OpenWetWare ("an effort to promote the sharing of information, know-how, and wisdom among researchers and groups who are working in biology & biological engineering") has a very nice page about ideas concerning "Science2.0".
Some existing examples: - Regularly scheduled printing of journal issues --> Continuous release of articles in online format. - Peer-reviewed specialty journals --> Articles aggregated and ranked by search engines (Google style) or via a catalog and user review (Amazon style) - Methods & Techniques Publishing --> Sharing materials
And some ideas to investigate:
- Slashdot for scientific articles, ideas - Online lab notebooks - Lab "feed": An equivalent of an RSS feed of what is coming out of a lab updated daily/weekly. Results would be less finalized but might help people coordinate on projects accross labs rather than just repeating each other's work in secret. - Immediate data sharing: Currently authors must keep data private until a paper is published. Regardless of whether the publishing process can be accelerated, it would be desirable if the raw data could be shared earlier while protecting the authors rights to publish papers based on the data. This idea is related to some of the suggestion/problems above. - Scientific "currency" outside of authorship on paper: I think this might enable better data sharing among other things.

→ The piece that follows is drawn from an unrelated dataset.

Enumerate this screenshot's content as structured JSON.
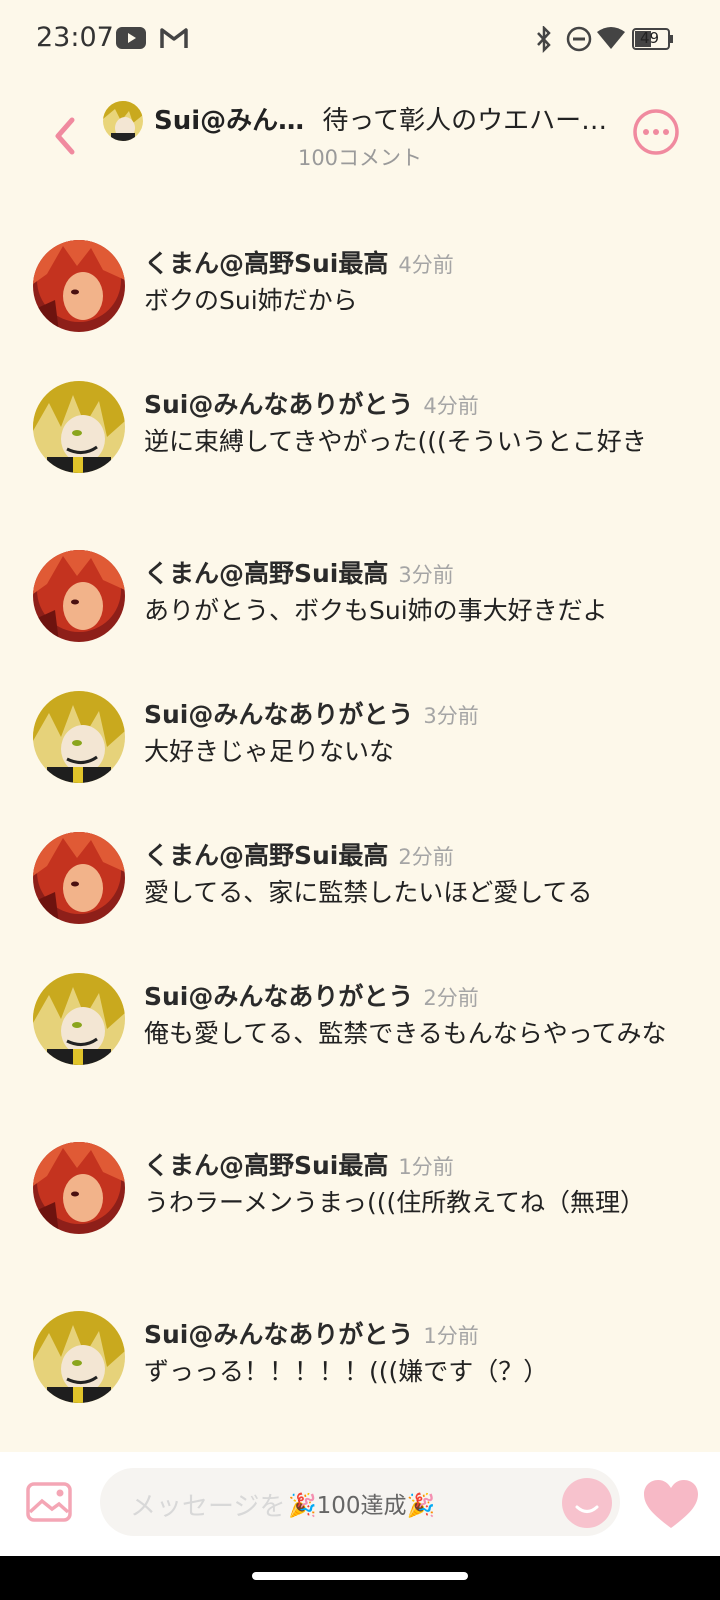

I.e. if you use my data you need to give me X credits (where the value of X credits to my career is less than authorship on paper but greater than nothing.) I have no idea what such a system would look like. - Collaborative written works: Currently review articles written by experts in the field are the primary mechanism in which the state of a research area is evaluated. Instead, one could imagine using collaborative writing tools like wiki's to maintain a real-time synopsis of a field.
Why do I blog this? I am interested in how web2.0 tech could reshape science (research!) practices.